Kota Tangerang ,Liputannusantara.id— Sidang perkara pidana dengan terdakwa Suparman Harsono yang digelar hari ini di Pengadilan Negeri Tangerang, selalu kembali menyoroti permasalahan hutang piutang antara terdakwa dan almarhum Rudi Chan.

Dengan demikian jalannya persidangan perkara yang didakwakan oleh Jaksa Penutut Umum, hanya dipersoalkan ke ranah perdata, bukan unsur delik tindak pidana.
Dalam sidang yang menghadirkan saksi dari pihak pelapor, Nancy, terungkap bahwa perkara yang disidangkan berkutat pada adanya hutang piutang sebesar Rp 24,6 miliar terkait transaksi jual beli gudang sebanyak 12 unit sebesar Rp. 38.6 Milliar antara Suparman Harsono dan almarhum Rudi Chan.
Nancy yang merupakan saksi dari pihak pelapor menyatakan di hadapan majelis hakim bahwa pembayaran atas pembelian sebanyak 12 gudang tersebut, sudah dilakukan secara bertahap kepada Suparman Harsono dengan total pembayaran mencapai Rp 24,6 miliar dari total nilai harga sebesar Rp. 38.6 Milliar.
Selain itu, Nancy juga mengungkapkan bahwa dirinya tidak mengetahui adanya surat pengakuan hutang yang dibuat oleh David, anak almarhum Rudi Chan, yang kemudian dijadikan dasar gugatan perdata di Pengadilan Negeri Jakarta Utara senilai Rp 72 miliar oleh Terdakwa Suparman Harsono.
Surat pengakuan hutang Rp. 72 Milliar tersebut lahir dengan adanya transaksi jual beli sebanyak 12 gudang yang bersifat dipaksakan oleh David selaku pihak ahli waris Rudi Chan dan harus ditandatangani oleh Terdakwa Suparman Harsono.
Di sisi lain dalam fakta yang terungkapkan dipersidangan, M. Siban SH MH kuasa hukum terdakwa Suparman Harsono menjelaskan, bahwa persoalan hutang piutang antara kliennya dan almarhum Rudi Chan telah diselesaikan dengan penyerahan sejumlah aset sebesar Rp. 26 Milliar yang terdiri dari 39 Akta Jual Beli dan 10 Sertifikat Hak Milik (SHM) kepada pihak istri almarhum Rudi Chan.
Dengan adanya penyelesaian tersebut, pihak terdakwa menilai sudah tidak ada lagi kewajiban finansial yang tertunggak. Dan kalau misalnya ada sengketa hak kepemilikan atas aset yang sudah diserahkan, seharusnya pihak pelapor menyelesaikannya di Pengadilan Tata Usaha Negara Serang-Banten.

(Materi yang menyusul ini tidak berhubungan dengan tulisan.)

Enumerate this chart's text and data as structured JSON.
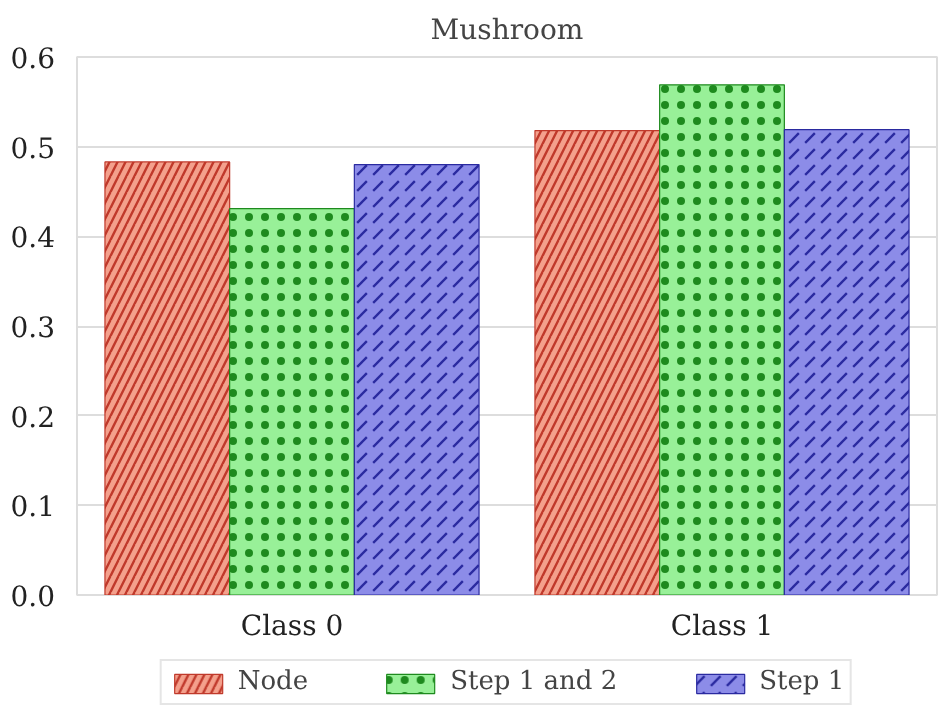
{
  "chart_data": {
    "type": "bar",
    "title": "Mushroom",
    "categories": [
      "Class 0",
      "Class 1"
    ],
    "series": [
      {
        "name": "Node",
        "color": "#f4a08c",
        "values": [
          0.483,
          0.518
        ]
      },
      {
        "name": "Step 1 and 2",
        "color": "#98f098",
        "values": [
          0.431,
          0.569
        ]
      },
      {
        "name": "Step 1",
        "color": "#8c8ce8",
        "values": [
          0.48,
          0.519
        ]
      }
    ],
    "ylim": [
      0,
      0.6
    ],
    "yticks": [
      {
        "value": 0,
        "label": "0.0"
      },
      {
        "value": 0.1,
        "label": "0.1"
      },
      {
        "value": 0.2,
        "label": "0.2"
      },
      {
        "value": 0.3,
        "label": "0.3"
      },
      {
        "value": 0.4,
        "label": "0.4"
      },
      {
        "value": 0.5,
        "label": "0.5"
      },
      {
        "value": 0.6,
        "label": "0.6"
      }
    ],
    "grid": "y",
    "legend": "bottom"
  }
}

Salah satu aktivis masyarakat dari LSM Komite Independen Penyelamat Anak Bangsa (KIPANG) Deddy Purnomo yang selama ini rajin mengikuti jalannya sidang menilai, bahwa perkara ini sejatinya lebih bersifat keperdataan karena menyangkut kesepakatan jual beli, pembayaran, dan pengalihan aset, bukan merupakan tindak pidana.
“Sepanjang unsur pidananya tidak terpenuhi, apalagi tidak ada sama sekali unsur niat jahatnya terpenuhi, maka perkara ini seharusnya diproses di ranah perdata,” ujar Deddy.
Sidang akan kembali dilanjutkan dengan agenda mendengarkan keterangan saksi lainnya pada pekan depan.
Majelis hakim masih akan menilai apakah perkara ini memenuhi unsur pidana atau murni sengketa keperdataan yang seharusnya diselesaikan di luar jalur pidana.